House subcommittee examines royalty-in-kind pilot program
By Maureen Lorenzetti
OGJ Online
WASHINGTON, DC, June 12 -- The House Subcommittee on Energy and Minerals Resources Tuesday sought industry and government feedback on a White House proposal to redirect oil and gas royalty money for low income home energy assistance (LIHEAP).
Subcommittee Chairman Rep. Barbara Cubin (R-Wyo.) heard testimony from industry, state, and government stakeholders. The White House's recently released national energy policy report specifically references the use of royalty in kind programs to supplement LIHEAP and the refill of the Strategic Petroleum Reserve.
Industry is lobbying Congress and the White House to expand RIK to all federal oil and gas leases. RIK programs, in which the government takes production instead of cash, have occurred on a case-by-case basis in Wyoming and the Gulf of Mexico.
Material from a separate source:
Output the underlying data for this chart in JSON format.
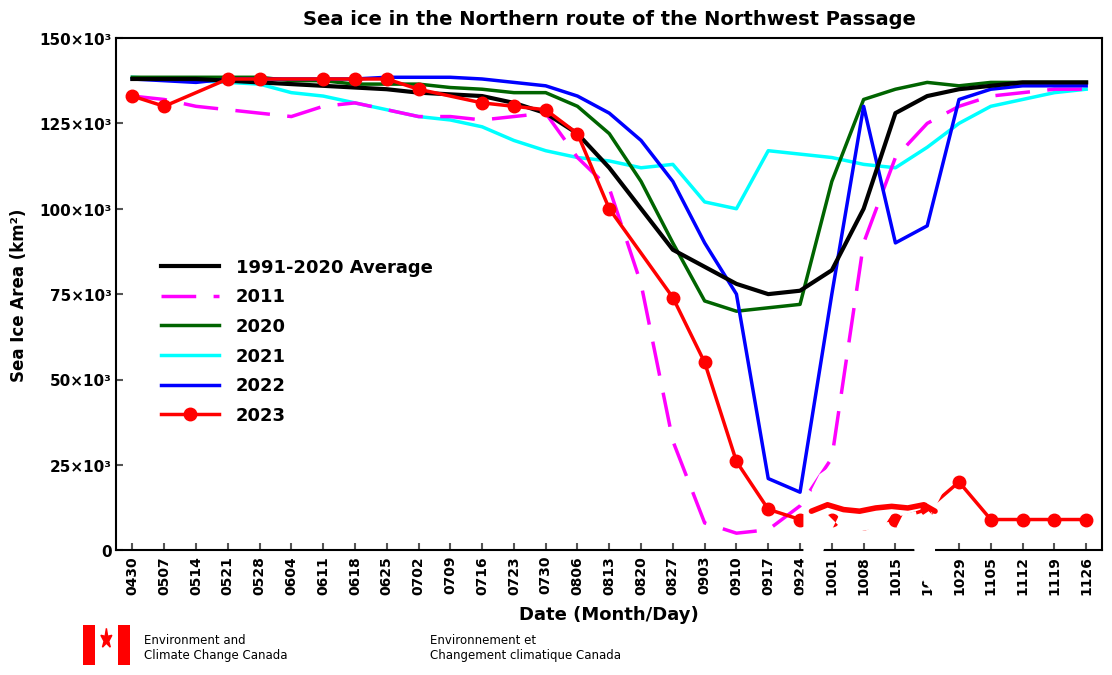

But most oil and gas royalties are collected on a cash-basis under a system both regulators and lease holders admit can be confusing.
The US Minerals Management Service collects cash royalty payments from oil leases using a market-based formula that industry says unfairly inflates crude value. MMS says the formula, which came into place after an arduous 3-year fight with industry, is fair. They said companies habitually underreported the true cost of crude under the old system, which pegged royalty payments to a company's posted prices. Industry says the new rule forces them to pay royalties on their downstream marketing costs. Litigation by industry over the June 2000 rule is pending.
Gas royalties are collected under a gross proceeds basis (prices posted by producers taking into account premiums). It is less controversial from an industry standpoint but public interest groups say it allows producers to underreport the true production value.
Industry argues that expanding RIK programs would simplify MMS' accounting burden because there would be no need to estimate the value of production. Instead, the government would take oil from the lease and market the production itself.
"Any set of regulations designed to capture value in such an uncertain atmosphere must of necessity be vague and open to interpretation by the various players in the process," said Poe Leggette, a lawyer representing 5 oil and gas associations. "Interpretations lead to disagreements, disagreements to disputes, disputes to litigation."
Meanwhile, a MMS official testified the agency continues to study RIK "as a possible business approach for managing oil and gas royalties."
But study is all MMS is likely to do until the White House appoints a new MMS director, industry officials concede. That is expected to happen by the end of the year.
Meanwhile, RIK skeptics question the White House's latest proposal to specifically earmark royalty funds toward a popular congressional program like LIHEAP.
"Apparently, my Republican colleagues would like to replace a state-run program with an unspecified, expensive, federal bureaucracy whose job it would be to transfer oil royalties taken in kind to low-income consumers," Rep. Carolyn Maloney (D-NY), a frequent oil industry critic told the subcommittee.
An analysis of ongoing pilot programs prepared for the city of Long Beach, Calif., and supplied to the subcommittee criticized the agency's RIK program. Innovation & Information Consultants Inc. said RIK oil sales in Wyoming did not generate as much revenue as could have been realized if the agency had collected a cash payment.